The fact a new Stelvio was on the way was one of the worst-kept secrets of the Moto Guzzi V100 launch, and now we finally know all the important details of the brand-new 2024 Moto Guzzi Stelvio adventure tourer.

Based on the same “Compact Block” 90º V-twin as found in the new V100 Mandello, the Stelvio returns the Italian brand to the heavyweight adventure tourer world after a notable absence

The similarities with the V100 Mandello continue into the swingarm position, with the Stelvio also placing the single-sided swingarm and drive shaft on the combo on the left side of the bike. However, as the Stelvio is expected to take on a bit of the rough stuff, Moto Guzzi has reinforced the unit on the Stelvio for added durability.

The suspension system has been exclusively tailored for the Stelvio, delivering both control and excitement in sporty riding, as well as the necessary comfort during long journeys and reliable grip on what Guzzi calls “less conventional terrain.”

That all comes courtesy of its ample 170-mm travel. The Sachs fork, equipped with 46 mm stanchions, is adjustable for rebound hydraulics and spring preload, while the KYB shock absorber allows adjustments for rebound hydraulics and spring preload via convenient manual controls. Its sloping configuration is meticulously designed and fine-tuned to provide a progressive response and sensitivity in cushioning bumps in the road.

The Brembo braking system incorporates a pair of 320-mm floating steel discs at the front, engaged by radial-mount monoblock callipers. The handlebar master cylinder, along with the clutch master cylinder, is also of a radial design, and both feature adjustable levers for distance to the handlebar. For the rear brake, a 280-mm disc is engaged by a dual-piston calliper. Tubeless spoked wheels, with a 19-inch front and 17-inch rear, accommodate tyres designed with a structure and tread pattern suitable for light off-road riding.

A 21-litre fuel tank provides enough juice for a touring range of around 400km while the rider can choose from up to five different riding modes to tailor the ride to their liking. These link in with the bike’s 6-axis IMU to help offer the best solutions from the traction control and ABS systems.

While the V100 Mandello debuted a first for Guzzi in the form of the highly refined “Comfact Block” engine, the Stelvio also brings to the table a first for the Italian brand.

The Stelvio is the first Moto Guzzi equipped with the PFF Rider Assistance Solution, which is offered as a factory option (the bike can be ordered with or without). This cutting-edge driving assistance platform is built on 4D Imaging Radar technology. According to Moto Guzzi, this is the first time that such radar sensors (one is located above the front headlight assembly and one below the rear headlight assembly) have been implemented for use on a motorcycle. The advantages, compared with a traditional ultrasonic sensor-based driver assistance system, lie in an extremely wide field of vision and reliable monitoring regardless of lighting and environmental conditions.

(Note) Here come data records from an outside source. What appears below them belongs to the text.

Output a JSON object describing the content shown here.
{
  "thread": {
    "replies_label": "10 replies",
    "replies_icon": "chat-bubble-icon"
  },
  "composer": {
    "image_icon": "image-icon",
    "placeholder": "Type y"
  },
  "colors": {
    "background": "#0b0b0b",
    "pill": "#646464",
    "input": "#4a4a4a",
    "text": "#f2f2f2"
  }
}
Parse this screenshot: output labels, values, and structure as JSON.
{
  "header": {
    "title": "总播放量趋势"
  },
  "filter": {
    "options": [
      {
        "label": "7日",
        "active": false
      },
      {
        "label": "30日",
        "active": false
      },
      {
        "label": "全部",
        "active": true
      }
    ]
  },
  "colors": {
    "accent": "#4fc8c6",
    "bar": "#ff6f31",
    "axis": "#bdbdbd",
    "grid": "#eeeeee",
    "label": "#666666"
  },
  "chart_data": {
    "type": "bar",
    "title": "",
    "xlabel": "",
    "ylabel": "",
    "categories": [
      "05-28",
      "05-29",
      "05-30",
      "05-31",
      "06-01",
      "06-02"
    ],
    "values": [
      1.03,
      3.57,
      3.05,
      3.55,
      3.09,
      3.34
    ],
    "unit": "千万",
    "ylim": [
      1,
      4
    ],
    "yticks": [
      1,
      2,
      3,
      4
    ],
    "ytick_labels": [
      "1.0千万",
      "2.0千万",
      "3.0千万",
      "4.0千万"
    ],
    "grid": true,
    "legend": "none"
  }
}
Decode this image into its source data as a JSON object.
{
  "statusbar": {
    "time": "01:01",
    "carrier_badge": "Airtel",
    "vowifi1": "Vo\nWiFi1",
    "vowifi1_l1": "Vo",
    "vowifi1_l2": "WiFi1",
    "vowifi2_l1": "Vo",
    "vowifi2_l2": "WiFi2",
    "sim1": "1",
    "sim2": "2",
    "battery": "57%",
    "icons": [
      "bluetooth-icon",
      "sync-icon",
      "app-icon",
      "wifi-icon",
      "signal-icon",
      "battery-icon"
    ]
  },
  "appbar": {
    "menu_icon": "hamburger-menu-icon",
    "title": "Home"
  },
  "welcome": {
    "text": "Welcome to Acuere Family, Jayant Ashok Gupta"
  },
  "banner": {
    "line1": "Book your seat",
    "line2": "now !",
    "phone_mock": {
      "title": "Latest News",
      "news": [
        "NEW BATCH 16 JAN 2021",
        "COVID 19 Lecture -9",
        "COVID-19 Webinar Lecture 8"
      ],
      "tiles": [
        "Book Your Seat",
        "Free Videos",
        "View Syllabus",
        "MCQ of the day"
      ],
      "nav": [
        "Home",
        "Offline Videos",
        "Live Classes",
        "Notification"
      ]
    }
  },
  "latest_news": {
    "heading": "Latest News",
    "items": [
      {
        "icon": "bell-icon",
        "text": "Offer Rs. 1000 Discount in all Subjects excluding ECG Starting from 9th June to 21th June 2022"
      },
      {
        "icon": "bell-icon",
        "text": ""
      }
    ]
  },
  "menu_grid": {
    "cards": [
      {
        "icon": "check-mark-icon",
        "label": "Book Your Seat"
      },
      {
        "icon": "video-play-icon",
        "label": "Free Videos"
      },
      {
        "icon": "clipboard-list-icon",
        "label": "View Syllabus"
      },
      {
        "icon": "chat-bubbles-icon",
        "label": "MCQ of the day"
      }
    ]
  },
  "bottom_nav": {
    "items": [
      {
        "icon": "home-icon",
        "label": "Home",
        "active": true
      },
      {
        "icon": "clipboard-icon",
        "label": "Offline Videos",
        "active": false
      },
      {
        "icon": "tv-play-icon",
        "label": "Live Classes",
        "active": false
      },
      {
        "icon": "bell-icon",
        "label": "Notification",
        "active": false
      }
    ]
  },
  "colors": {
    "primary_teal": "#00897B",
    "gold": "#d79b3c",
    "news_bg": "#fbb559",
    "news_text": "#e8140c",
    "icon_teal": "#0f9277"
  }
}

These devices play a key role on the active safety front, providing the Following Cruise Control (FCC), Forward Collision Warning (FCW), Blind Spot Information System (BLIS) and Lane Change Assist (LCA) functions. FCC represents an advanced cruise control system that utilizes the front radar to adapt the speed based on the vehicle in front. This system intervenes in engine brake control, amplifying it if the vehicle in front decelerates. The system acts on engine brake control, increasing it if the vehicle in front slows down.

Once again, Moto Guzzi is taking a huge step forward with its latest offering and we can't wait to see how the brilliant Compact Block engine goes in the new adventure chassis.

Kiwi fans of the brand can expect the Stelvio to arrive in dealerships in the latter half of 2024.